Apesar da abordagem ser inspirada em ocorrência local, o filme No Lugar da Outra, da diretora Maite Alberdi, discute temas universais ainda pertinentes. Por isso, é fácil compreender a escolha como o representante chileno para concorrer ao Oscar 2025, na categoria Melhor Filme Internacional. O longa envolve o espectador nas angústias existenciais, descontentamentos cotidianos e anseios por novas vivências da protagonista e traz louváveis pontos aos importantes debates sobre papéis de gênero e patriarcado.
Na trama, a escritora chilena Maria Carolina Gee (Francisca Lewin) mata o amante e o caso provoca o interesse de Mercedes (Elisa Zulueta), uma acanhada secretária do judiciário. Ao acessar a casa da homicida, Mercedes desenvolve enorme fascínio pelo lar e objetos pessoais de Maria, como roupas, maquiagens e livros. Baseado em caso real ocorrido na década de 1950 e contado no livro “Las Homicidas”, da escritora Alia Trabucco Zerán, o filme não destaca tanta atenção às implicações do crime em si, mas sim aos processos de inquietação de uma mulher que não faz parte da elite financeira e cultural. Mercedes é uma mulher comum, com filhos, marido e uma penca de louças e roupas para lavar.
Os infortúnios do dia a dia da competente secretária são expostos já nos minutos iniciais de No Lugar da Outra. Após acordar contrariada (ainda que já habituada) com o ronco do marido, o espectador conhece o lar da protagonista: uma pequena casa que acumula mais objetos que o espaço permite. Assim, é fácil esbarrar na enceradeira esquecida próxima à escada e sentir estresse poucos minutos depois de levantar da cama. As “pequenas” opressões do lar ganham concretude com a representação visual acinzentada do ambiente em que Mercedes divide espaço com a família e realiza as rotineiras tarefas de dona do lar.
Embora a cordialidade e a parceria profissional com o marido fotógrafo, que usa a sala da casa como estúdio, existam naquela dinâmica familiar, as micro agressões são frequentes. Exemplo, em conversa aparentemente descontraída, um dos filhos de Mercedes diz que será juiz como a mãe. No momento seguinte, o marido responde: “sua mãe poderia ser sua secretária”. Imediatamente a matriarca expressa contrariedade com a brincadeira de mal gosto no olhar, mas claro, ninguém repara que ela se sentiu mal.

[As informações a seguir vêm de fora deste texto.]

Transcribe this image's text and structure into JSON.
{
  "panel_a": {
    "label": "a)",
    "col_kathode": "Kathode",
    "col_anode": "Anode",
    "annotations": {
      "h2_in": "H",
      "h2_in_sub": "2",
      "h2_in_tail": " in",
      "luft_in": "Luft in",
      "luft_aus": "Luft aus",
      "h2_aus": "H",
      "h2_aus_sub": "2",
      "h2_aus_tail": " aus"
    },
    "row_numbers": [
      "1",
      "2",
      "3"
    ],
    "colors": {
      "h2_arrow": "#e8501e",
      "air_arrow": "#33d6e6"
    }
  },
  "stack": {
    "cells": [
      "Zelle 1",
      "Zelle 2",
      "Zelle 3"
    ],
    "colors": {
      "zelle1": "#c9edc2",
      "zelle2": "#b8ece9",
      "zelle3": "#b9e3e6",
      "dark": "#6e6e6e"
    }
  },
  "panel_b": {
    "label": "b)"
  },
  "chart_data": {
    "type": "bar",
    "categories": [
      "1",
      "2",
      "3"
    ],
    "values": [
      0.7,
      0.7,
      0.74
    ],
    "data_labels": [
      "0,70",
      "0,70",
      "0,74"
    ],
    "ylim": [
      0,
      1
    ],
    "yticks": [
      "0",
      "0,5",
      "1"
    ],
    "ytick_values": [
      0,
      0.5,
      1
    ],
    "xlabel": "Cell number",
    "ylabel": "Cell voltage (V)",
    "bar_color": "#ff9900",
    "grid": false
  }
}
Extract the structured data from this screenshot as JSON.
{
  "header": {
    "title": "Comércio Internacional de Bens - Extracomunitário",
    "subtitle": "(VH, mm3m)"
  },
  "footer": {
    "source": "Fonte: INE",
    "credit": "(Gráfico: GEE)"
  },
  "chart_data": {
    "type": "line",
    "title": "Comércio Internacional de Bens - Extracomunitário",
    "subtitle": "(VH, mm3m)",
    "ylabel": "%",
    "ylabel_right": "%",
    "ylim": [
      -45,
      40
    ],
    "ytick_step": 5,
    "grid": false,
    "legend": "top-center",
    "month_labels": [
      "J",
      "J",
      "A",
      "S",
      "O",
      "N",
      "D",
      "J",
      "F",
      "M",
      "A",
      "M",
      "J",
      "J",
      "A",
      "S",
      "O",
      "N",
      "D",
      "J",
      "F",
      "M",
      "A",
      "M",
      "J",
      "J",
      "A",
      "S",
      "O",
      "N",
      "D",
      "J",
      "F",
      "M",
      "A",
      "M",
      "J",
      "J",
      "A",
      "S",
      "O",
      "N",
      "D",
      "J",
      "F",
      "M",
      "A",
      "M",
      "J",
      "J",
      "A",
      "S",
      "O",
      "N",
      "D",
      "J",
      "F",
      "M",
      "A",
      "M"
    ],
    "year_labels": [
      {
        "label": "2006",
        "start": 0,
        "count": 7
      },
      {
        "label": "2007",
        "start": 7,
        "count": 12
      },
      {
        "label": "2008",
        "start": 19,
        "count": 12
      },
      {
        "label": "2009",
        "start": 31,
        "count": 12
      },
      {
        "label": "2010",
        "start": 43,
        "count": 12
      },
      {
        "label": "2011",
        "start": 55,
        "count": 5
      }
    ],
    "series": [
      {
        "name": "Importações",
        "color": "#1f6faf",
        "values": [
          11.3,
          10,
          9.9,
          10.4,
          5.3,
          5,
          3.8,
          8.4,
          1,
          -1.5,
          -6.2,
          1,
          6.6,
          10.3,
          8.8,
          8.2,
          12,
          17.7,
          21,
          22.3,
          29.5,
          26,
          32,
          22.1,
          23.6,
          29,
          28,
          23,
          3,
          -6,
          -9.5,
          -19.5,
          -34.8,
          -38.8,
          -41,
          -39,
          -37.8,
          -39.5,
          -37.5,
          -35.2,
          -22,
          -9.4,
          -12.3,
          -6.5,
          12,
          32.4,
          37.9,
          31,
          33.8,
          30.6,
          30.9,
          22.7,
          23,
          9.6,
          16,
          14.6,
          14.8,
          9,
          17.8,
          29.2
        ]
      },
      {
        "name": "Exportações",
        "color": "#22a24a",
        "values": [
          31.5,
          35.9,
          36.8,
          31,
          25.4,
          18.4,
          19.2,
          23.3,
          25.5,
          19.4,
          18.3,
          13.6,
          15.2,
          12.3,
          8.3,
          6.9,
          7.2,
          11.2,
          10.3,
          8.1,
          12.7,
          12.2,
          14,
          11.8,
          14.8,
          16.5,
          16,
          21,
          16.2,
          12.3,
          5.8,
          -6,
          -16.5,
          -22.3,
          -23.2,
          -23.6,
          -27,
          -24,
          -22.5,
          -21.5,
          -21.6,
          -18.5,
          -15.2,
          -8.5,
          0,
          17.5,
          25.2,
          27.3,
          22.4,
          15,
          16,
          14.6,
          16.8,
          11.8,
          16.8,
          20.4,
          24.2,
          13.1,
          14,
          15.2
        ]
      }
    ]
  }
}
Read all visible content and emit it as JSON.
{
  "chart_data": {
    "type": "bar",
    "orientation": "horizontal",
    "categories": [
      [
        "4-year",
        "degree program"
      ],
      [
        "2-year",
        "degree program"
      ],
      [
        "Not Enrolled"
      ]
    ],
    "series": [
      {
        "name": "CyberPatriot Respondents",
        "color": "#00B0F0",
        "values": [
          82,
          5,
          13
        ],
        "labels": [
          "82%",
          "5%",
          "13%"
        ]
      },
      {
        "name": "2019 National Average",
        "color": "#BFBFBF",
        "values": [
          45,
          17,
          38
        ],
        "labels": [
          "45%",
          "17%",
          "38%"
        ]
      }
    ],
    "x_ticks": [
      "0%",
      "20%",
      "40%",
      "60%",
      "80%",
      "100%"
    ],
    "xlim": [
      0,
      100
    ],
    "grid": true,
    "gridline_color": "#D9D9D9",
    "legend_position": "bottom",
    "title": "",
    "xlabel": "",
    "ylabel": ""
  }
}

Acertadamente, os homens da casa não são representados como vilões. Ponto para o roteiro de No Lugar da Outra, escrito por Maite Alberdi, Inés Bortagaray e Paloma Salas, que destaca a exploração do trabalho da mulher em dinâmicas diárias e a ausência de empatia naquele ambiente como questões sérias, mas sem recorrer a construções maniqueistas dos algozes. Apesar de as situações ficcionais ocorrerem nos anos 1950, não é novidade que a naturalização dos papéis de gênero no ambiente doméstico ainda seja um problema persistente, mesmo com o avanço dos debates feministas. E ao contrário do que se possa imaginar, as afrontas também acontecem em lares sadios, sem violências físicas ou agressões verbais. Dito isso, um copo sujo deixado para a mulher lavar ou aquela piadinha fora de hora não são ocorrências tão inofensivas assim.
Mas afinal, o que Mercedes busca? Ao adentrar o lar da sofisticada escritora Maria Carolina, Mercedes sente-se bem não apenas por usufruir dos bons perfumes, roupas sofisticadas ou por tomar banho na banheira, imaginando-se como detentora daqueles luxos. É a ausência de vozes que provoca ampla satisfação. É a iluminação que invade a sala através da janela e toca as plantas decorativas que proporcionam paz e quietude.
Maria Carolina e Mercedes são de classes sociais diferentes, contudo, ambas são vítimas do patriarcado. Se a primeira tomou uma atitude radical contra os processos que cerceavam suas liberdades, a humilde secretária está em fase de descobertas e assimilações.
Hábil na construção da trajetória da protagonista, No Lugar da Outra oferece leitura pálida da condução do julgamento da escritora e o elo entre as histórias das figuras femininas deixa a desejar. De todo modo, o longa é um pontual registro de época. Ou ‘pior’, de épocas.